2. Annual Accident Management Index
- Issue: Low score, accident tree analysis indicates inadequate management and incorrect operations.
- Recommendation:
- ...

3. Accident Management Index for the Past 3 Years
- Issue: Low score, accident tree analysis indicates inadequate management and incorrect operations.
- Recommendation:
- ...

4. Timeliness of Defect Resolution Index
- Issue: Low score, accident tree analysis indicates inadequate management and incorrect operations.
- Recommendation:
- ...

5. Weather Index
- Issue: Low score, accident tree analysis indicates inadequate management and incorrect operations.
- Recommendation:
- ...

6. Violation of Work Regulations Index
- Issue: Low score, accident tree analysis indicates inadequate management and incorrect operations.
- Recommendation:
- ...

Through this process, the system intelligently understands user queries, accurately retrieves relevant knowledge, comprehensively analyzes real-time and historical data, and generates persuasive answers.
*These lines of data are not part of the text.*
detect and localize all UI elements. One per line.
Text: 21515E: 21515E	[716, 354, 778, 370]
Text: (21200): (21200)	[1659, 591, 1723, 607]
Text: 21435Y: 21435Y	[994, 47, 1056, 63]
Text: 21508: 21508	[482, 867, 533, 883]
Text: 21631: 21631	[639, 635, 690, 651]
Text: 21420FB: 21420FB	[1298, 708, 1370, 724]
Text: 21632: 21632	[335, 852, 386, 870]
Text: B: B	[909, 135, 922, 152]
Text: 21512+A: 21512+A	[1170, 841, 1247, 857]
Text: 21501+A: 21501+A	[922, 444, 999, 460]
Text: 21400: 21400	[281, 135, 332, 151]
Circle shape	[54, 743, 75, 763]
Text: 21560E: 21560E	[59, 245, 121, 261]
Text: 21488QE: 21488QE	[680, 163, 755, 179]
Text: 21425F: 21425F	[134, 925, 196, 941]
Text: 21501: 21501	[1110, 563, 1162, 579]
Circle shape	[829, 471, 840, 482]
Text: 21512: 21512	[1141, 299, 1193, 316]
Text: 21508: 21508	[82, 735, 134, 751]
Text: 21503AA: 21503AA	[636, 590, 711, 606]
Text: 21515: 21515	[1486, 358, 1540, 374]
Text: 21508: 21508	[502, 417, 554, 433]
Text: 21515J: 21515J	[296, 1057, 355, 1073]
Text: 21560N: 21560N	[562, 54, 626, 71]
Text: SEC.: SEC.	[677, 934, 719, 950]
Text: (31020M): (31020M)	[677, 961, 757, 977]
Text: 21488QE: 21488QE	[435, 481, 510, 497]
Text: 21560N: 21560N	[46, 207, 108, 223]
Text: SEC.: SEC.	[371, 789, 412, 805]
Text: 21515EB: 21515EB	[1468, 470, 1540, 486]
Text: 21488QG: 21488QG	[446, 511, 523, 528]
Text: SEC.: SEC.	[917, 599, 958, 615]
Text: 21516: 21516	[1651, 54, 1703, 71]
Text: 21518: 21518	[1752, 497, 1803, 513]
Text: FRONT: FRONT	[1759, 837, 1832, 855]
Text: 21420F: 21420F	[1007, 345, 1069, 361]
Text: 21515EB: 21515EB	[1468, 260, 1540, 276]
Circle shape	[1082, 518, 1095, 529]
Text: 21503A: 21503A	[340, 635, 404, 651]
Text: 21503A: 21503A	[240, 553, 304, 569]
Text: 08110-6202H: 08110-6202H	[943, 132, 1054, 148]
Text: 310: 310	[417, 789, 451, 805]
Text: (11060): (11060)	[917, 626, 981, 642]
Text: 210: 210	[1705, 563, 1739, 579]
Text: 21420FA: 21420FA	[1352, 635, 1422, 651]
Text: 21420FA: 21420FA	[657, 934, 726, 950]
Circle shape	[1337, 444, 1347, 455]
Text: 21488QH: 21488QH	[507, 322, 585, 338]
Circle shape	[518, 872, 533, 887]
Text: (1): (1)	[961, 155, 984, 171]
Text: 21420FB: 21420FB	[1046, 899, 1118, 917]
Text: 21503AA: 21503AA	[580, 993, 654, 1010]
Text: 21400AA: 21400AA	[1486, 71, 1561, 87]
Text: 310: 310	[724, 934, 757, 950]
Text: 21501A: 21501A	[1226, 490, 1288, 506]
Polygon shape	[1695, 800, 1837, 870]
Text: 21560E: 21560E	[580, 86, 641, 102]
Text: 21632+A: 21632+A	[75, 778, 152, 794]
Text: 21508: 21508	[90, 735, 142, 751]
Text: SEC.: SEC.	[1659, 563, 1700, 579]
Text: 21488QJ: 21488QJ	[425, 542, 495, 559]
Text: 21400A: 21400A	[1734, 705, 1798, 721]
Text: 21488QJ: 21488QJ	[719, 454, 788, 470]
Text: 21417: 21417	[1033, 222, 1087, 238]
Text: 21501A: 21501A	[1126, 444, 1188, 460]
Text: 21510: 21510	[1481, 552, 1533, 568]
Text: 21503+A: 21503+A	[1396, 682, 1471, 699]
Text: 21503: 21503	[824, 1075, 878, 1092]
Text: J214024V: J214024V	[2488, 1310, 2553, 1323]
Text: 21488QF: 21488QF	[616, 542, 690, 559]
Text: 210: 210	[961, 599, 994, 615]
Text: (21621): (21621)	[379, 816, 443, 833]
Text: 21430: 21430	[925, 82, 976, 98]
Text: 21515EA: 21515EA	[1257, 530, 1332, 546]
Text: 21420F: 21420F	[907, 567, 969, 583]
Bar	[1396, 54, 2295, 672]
This approach offers efficient and reliable decision support for professionals in the field.

Conclusion

LeetTools represents a significant advancement in the field of intelligent Q&A systems. By integrating large language models (LLMs) with a robust, multi-faceted knowledge base, LeetTools can effectively process complex user queries and provide accurate, contextually relevant answers. The system’s ability to perform detailed analyses using both real-time and historical data, coupled with its advanced natural language processing capabilities, ensures that users receive comprehensive and reliable decision support. Continuous feedback and iterative optimization further enhance the system’s performance, making LeetTools an indispensable tool for professionals seeking efficient and informed decision-making. As we continue to refine and expand its capabilities, LeetTools stands poised to set new standards in intelligent query handling and knowledge management.